Que papel desempenham a recessão, o desemprego e a austeridade na ascensão da extrema-direita? Em tempos de crise, a política transforma-se. As promessas quebradas, a insegurança material e a erosão do futuro criam o terreno fértil para discursos radicais que oferecem identidade, ordem e culpados. A história mostra-o. E o presente confirma-o.

A crise económica é mais do que um fenómeno financeiro — é uma experiência existencial. Perante a perda de emprego, casa ou dignidade, os cidadãos sentem-se abandonados por um sistema que já não protege. Nesse vácuo, surgem os partidos extremistas, não como simples opositores, mas como salvadores autoproclamados da “nação traída”.

Na Europa, da Grécia à Alemanha, da Hungria a Portugal, a extrema-direita tem capitalizado sobre as fracturas sociais deixadas por décadas de neoliberalismo e políticas de austeridade. A pergunta, hoje, não é se a crise favorece o radicalismo. É como impedir que a dor social seja transformada em ódio político.


A economia como motor da história: das ruínas de Weimar à troika

O fascismo histórico emergiu em contextos de colapso económico. Na Alemanha de Weimar, a hiperinflação, o desemprego massivo e o Tratado de Versalhes criaram uma sensação colectiva de humilhação. Hitler não chegou ao poder com tanques, mas com promessas de estabilidade e resgate nacional. Em Itália, Mussolini surfou a crise social do pós-Primeira Guerra Mundial, apelando à ordem contra o caos socialista.

No século XXI, o padrão repete-se. A crise financeira global de 2008 não apenas destruiu fortunas — destruiu confianças. Bancos resgatados, famílias despejadas, salários cortados, jovens forçados a emigrar. A resposta dominante? Políticas de austeridade.

Países como Portugal, Grécia, Irlanda e Espanha foram sujeitos a imposições severas por parte da Comissão Europeia, FMI e BCE. Os efeitos foram devastadores: perda de direitos laborais, colapso dos serviços públicos, precarização generalizada.

É neste cenário que o ressentimento floresce. E que partidos como o Chega, o Vox, a AfD (Alemanha), a Aurora Dourada (Grécia) ou o Fidesz (Hungria) se apresentam como alternativas “antissistema”, mesmo quando promovem soluções ainda mais regressivas.

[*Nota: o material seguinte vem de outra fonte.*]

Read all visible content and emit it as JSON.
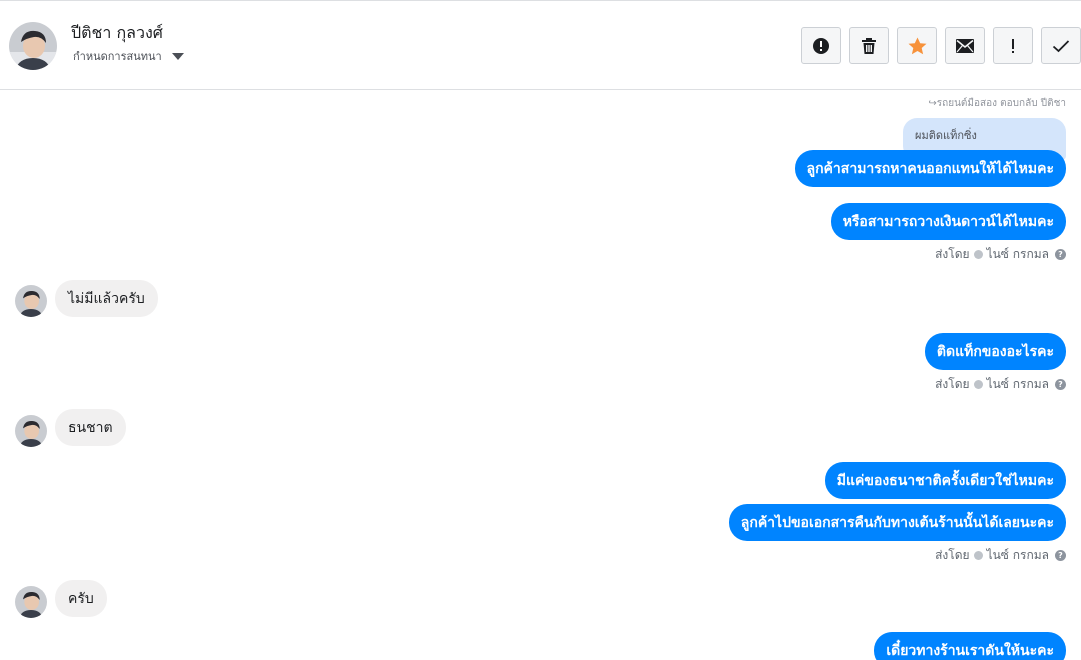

Ressentimento e identidade: o salto da queixa económica para o ódio cultural

O que começa como crítica económica rapidamente se transforma em discurso identitário. A culpa deixa de ser dos bancos ou das políticas de austeridade e passa a recair sobre os “estrangeiros que roubam subsídios”, os “ciganos que vivem à custa do Estado”, os “refugiados muçulmanos que trazem insegurança”.

Esta transição é estratégica. Permite desviar a raiva das estruturas para os indivíduos. Em vez de questionar a arquitectura do sistema económico global, oferece-se um bode expiatório visível, próximo e, muitas vezes, vulnerável.

É o que a cientista política Wendy Brown chama de “despolitização da economia”: a transformação de um problema sistémico num conflito moral. Assim, a extrema-direita converte a desigualdade em indignação moral contra os mais fracos.


O desemprego juvenil e o voto protesto: uma geração sem chão

Em muitos países europeus, a taxa de desemprego jovem ultrapassou os 25 % após 2008. Na Grécia e em Espanha, chegou a rondar os 40 %. Em Portugal, milhares emigraram. Os que ficaram encontraram precariedade, baixos salários e ausência de perspectivas.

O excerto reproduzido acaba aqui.